Extravasated vasopressors are thought to cause skin injury owing to local ischemia induced by vasoconstriction of veins, capillaries and vasa vasorum. In good agreement with their strength of vasoconstrictor activity, extravasation of adrenaline or noradrenaline induced similar skin lesions, whereas dopamine induced only mild lesions.22) In future studies we aim to identify the subtypes of the vasopressor receptors involved in extravasation-induced skin injuries. According to the manufacturer’s instructions, vasopressors were dissolved in acidic solutions; dopamine pH 3.0–5.0, adrenaline pH 2.3–5.0, and noradrenaline pH 2.3–5.0. Acid exposure commonly causes cellular desiccation, coagulative necrosis, and eschar formation.17,23,24) Notably, several clinical case reports have shown that extravasation of less tissue invasive agents dissolved in acidic solutions, such as vancomycin (pH 4.0), doxycycline (pH 1.8–3.3), and amiodarone (pH 3.5–4.5), also induces skin lesions.25–27) However, the effect of acidic pH on extravasation injury may be negligible, as in this study both pH 3.0 and pH 5.0 saline solutions did not induce skin lesions. Thus, the severity of injury induced by extravasated vasopressors might be determined mostly by their strength of vasoconstriction activity, rather than acidity.
In conclusion, osmolarities of 549–1098 mOsm/L mannitol and 833–1110 mOsm/L glucose can be classified as “irritants,” while ≥1388 mOsm/L glucose can be classified as a “vesicant.” As for vasopressors, adrenaline and noradrenaline can be classified as “vesicants,” whereas dopamine can be classified as an “irritant” (Table 3). This information could provide reference values for identification of the risk of extravasation-induced injury by hyperosmolar agents and vasopressors.

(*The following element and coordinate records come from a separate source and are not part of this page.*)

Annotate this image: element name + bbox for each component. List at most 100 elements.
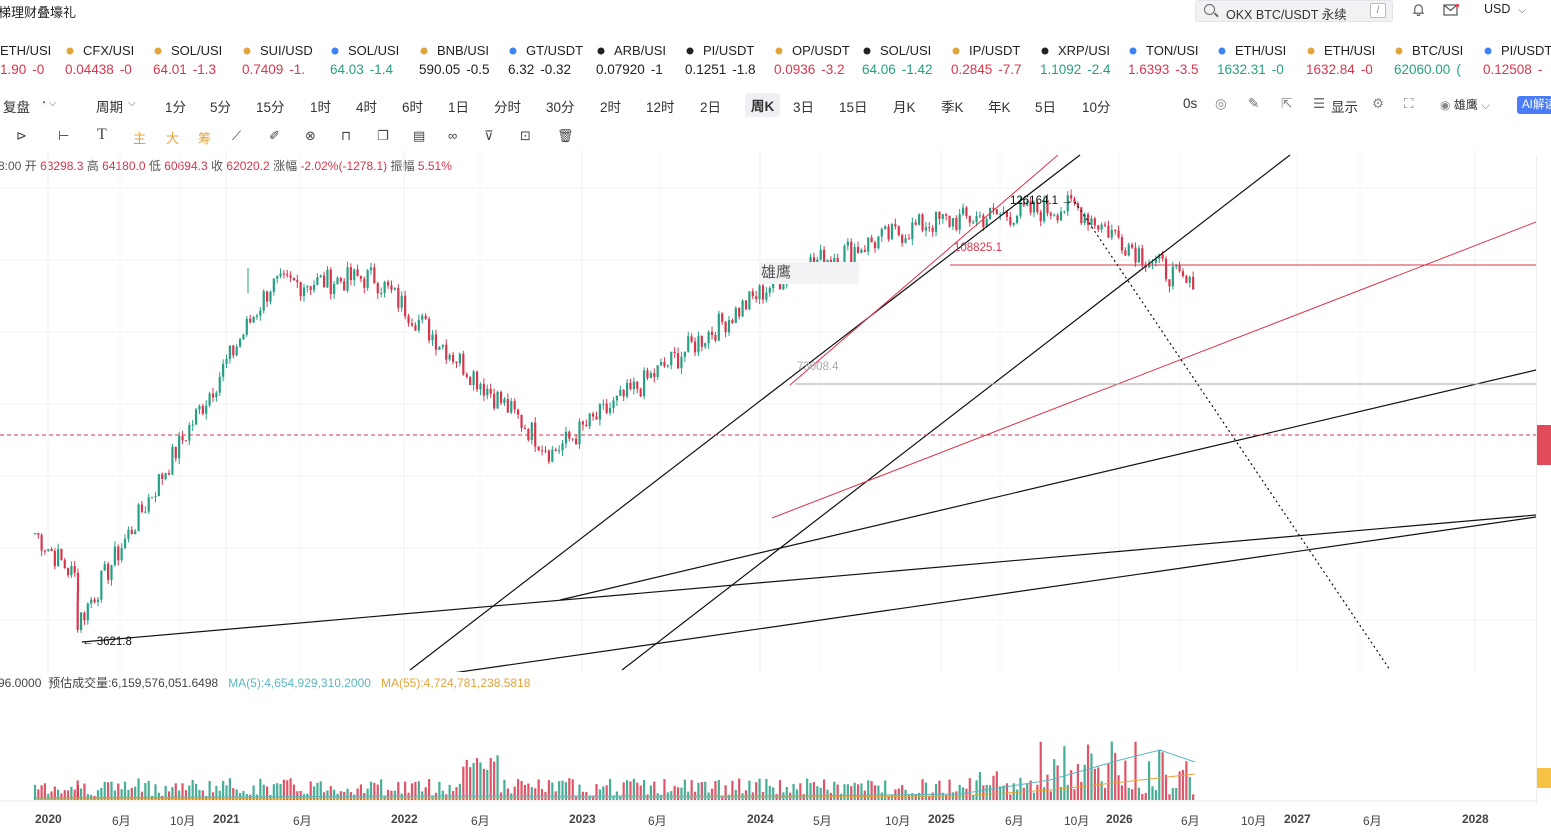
- filter-icon[interactable]: ⊽: [484, 128, 494, 143]
- chip-tool[interactable]: 筹: [198, 131, 212, 146]
- ticker-price: 0.12508-: [1483, 62, 1542, 77]
- period-11[interactable]: 2时: [600, 100, 622, 115]
- period-14[interactable]: 周K: [745, 93, 781, 117]
- volume-bar: [921, 779, 924, 800]
- volume-bar: [914, 794, 917, 800]
- period-8[interactable]: 1日: [448, 100, 470, 115]
- measure-icon[interactable]: ⊢: [58, 128, 70, 143]
- candle-body: [1026, 201, 1029, 206]
- volume-bar: [846, 784, 849, 800]
- volume-bar: [178, 790, 181, 800]
- candle-body: [1127, 244, 1130, 256]
- candle-body: [823, 249, 826, 270]
- bell-icon[interactable]: [1412, 3, 1425, 16]
- link-icon[interactable]: ∞: [448, 128, 458, 143]
- candle-body: [955, 218, 958, 230]
- search-input[interactable]: OKX BTC/USDT 永续 /: [1195, 0, 1393, 22]
- lock-icon[interactable]: ⊓: [341, 128, 352, 143]
- volume-bar: [43, 783, 47, 800]
- volume-bar: [123, 781, 127, 800]
- candle-body: [47, 548, 50, 551]
- volume-readout: 96.0000 预估成交量:6,159,576,051.6498 MA(5):4…: [0, 674, 530, 691]
- ticker-symbol: CFX/USI: [65, 43, 134, 58]
- ruler-icon[interactable]: ⟋: [232, 128, 242, 143]
- indicator-select[interactable]: ◉ 雄鹰 ⌵: [1440, 96, 1490, 113]
- high-value: 64180.0: [102, 159, 146, 173]
- candle-body: [1178, 265, 1181, 272]
- text-tool-icon[interactable]: T: [97, 126, 107, 143]
- period-18[interactable]: 季K: [941, 100, 964, 115]
- copy-icon[interactable]: ❐: [377, 128, 389, 143]
- gear-icon[interactable]: ⚙: [1372, 96, 1385, 111]
- period-0[interactable]: 复盘: [3, 100, 30, 115]
- period-2[interactable]: 1分: [165, 100, 187, 115]
- fullscreen-icon[interactable]: ⛶: [1404, 96, 1414, 111]
- volume-bar: [1131, 789, 1134, 800]
- play-icon[interactable]: ⊳: [16, 128, 27, 143]
- volume-bar: [995, 771, 998, 800]
- period-12[interactable]: 12时: [646, 100, 675, 115]
- period-19[interactable]: 年K: [988, 100, 1011, 115]
- volume-bar: [806, 778, 809, 800]
- period-1[interactable]: 周期: [96, 100, 123, 115]
- volume-bar: [1056, 765, 1059, 800]
- candle-body: [951, 218, 955, 227]
- price-chart[interactable]: [0, 150, 1536, 672]
- volume-bar: [639, 785, 642, 800]
- period-5[interactable]: 1时: [310, 100, 332, 115]
- marker-icon[interactable]: ✐: [269, 128, 280, 143]
- candle-body: [410, 323, 414, 326]
- volume-bar: [222, 780, 225, 800]
- settings-icon[interactable]: ⊡: [520, 128, 531, 143]
- volume-bar: [1185, 761, 1188, 800]
- big-tool[interactable]: 大: [166, 131, 180, 146]
- candle-body: [245, 318, 248, 335]
- volume-bar: [205, 795, 208, 800]
- candle-body: [605, 403, 608, 413]
- period-6[interactable]: 4时: [356, 100, 378, 115]
- candle-body: [918, 214, 921, 225]
- volume-bar: [945, 794, 948, 800]
- time-axis[interactable]: 2020 6月 10月 2021 6月 2022 6月 2023 6月 2024 5月 10月 2025…: [0, 812, 1551, 832]
- period-3[interactable]: 5分: [210, 100, 232, 115]
- period-13[interactable]: 2日: [700, 100, 722, 115]
- period-17[interactable]: 月K: [893, 100, 916, 115]
- trash-icon[interactable]: 🗑: [557, 128, 574, 143]
- period-4[interactable]: 15分: [256, 100, 285, 115]
- edit-icon[interactable]: ▤: [413, 128, 426, 143]
- ticker-price: 1.1092 -2.4: [1040, 62, 1111, 77]
- candle-body: [697, 335, 700, 353]
- period-15[interactable]: 3日: [793, 100, 815, 115]
- pencil-icon[interactable]: ✎: [1248, 96, 1260, 111]
- main-tool[interactable]: 主: [133, 131, 147, 146]
- candle-body: [642, 370, 646, 397]
- mail-icon[interactable]: [1443, 4, 1459, 16]
- ticker-name: SUI/USD: [260, 43, 313, 58]
- period-21[interactable]: 10分: [1082, 100, 1111, 115]
- volume-bar: [1114, 752, 1117, 800]
- volume-bar: [513, 786, 516, 800]
- candle-body: [887, 226, 890, 240]
- period-9[interactable]: 分时: [494, 100, 521, 115]
- period-7[interactable]: 6时: [402, 100, 424, 115]
- period-10[interactable]: 30分: [546, 100, 575, 115]
- ai-analysis-button[interactable]: AI解读: [1517, 96, 1551, 114]
- candle-body: [901, 235, 904, 243]
- eye-off-icon[interactable]: ⊗: [305, 128, 316, 143]
- volume-bar: [1005, 783, 1009, 800]
- volume-chart[interactable]: [0, 690, 1536, 805]
- volume-bar: [571, 779, 574, 800]
- candle-body: [57, 549, 60, 567]
- display-button[interactable]: 显示: [1331, 100, 1358, 115]
- currency-select[interactable]: USD ⌵: [1484, 2, 1526, 16]
- camera-icon[interactable]: ◎: [1215, 96, 1227, 111]
- period-16[interactable]: 15日: [839, 100, 868, 115]
- export-icon[interactable]: ⇱: [1281, 96, 1293, 111]
- coin-icon: [420, 47, 428, 55]
- price-axis[interactable]: [1536, 155, 1551, 805]
- ticker-name: PI/USDT: [1501, 43, 1551, 58]
- candle-body: [215, 392, 218, 398]
- period-20[interactable]: 5日: [1035, 100, 1057, 115]
- candle-body: [1192, 276, 1195, 290]
- candle-body: [316, 277, 319, 285]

Agents | Vesicants | Irritants | Non-tissue-damaging agents |
---|---|---|---|
Hyperosmolar | Glucose (≥1388 mOsm/L) | Glucose (833–1110 mOsm/L) | — |
Mannitol (549–1098 mOsm/L) | |||
Vasopressor | Adrenaline (1 mg/mL) | Dopamine (20 mg/mL) | — |
Noradrenaline (1 mg/mL) |
Vesicants are agents that cause tissue necrosis even at small volumes of extravasation owing to their inherent toxicity to cells. Irritants cause inflammation without necrosis at the extravasation site. Non-tissue-damaging agents do not induce tissue injury at all.
The authors declare no conflict of interest.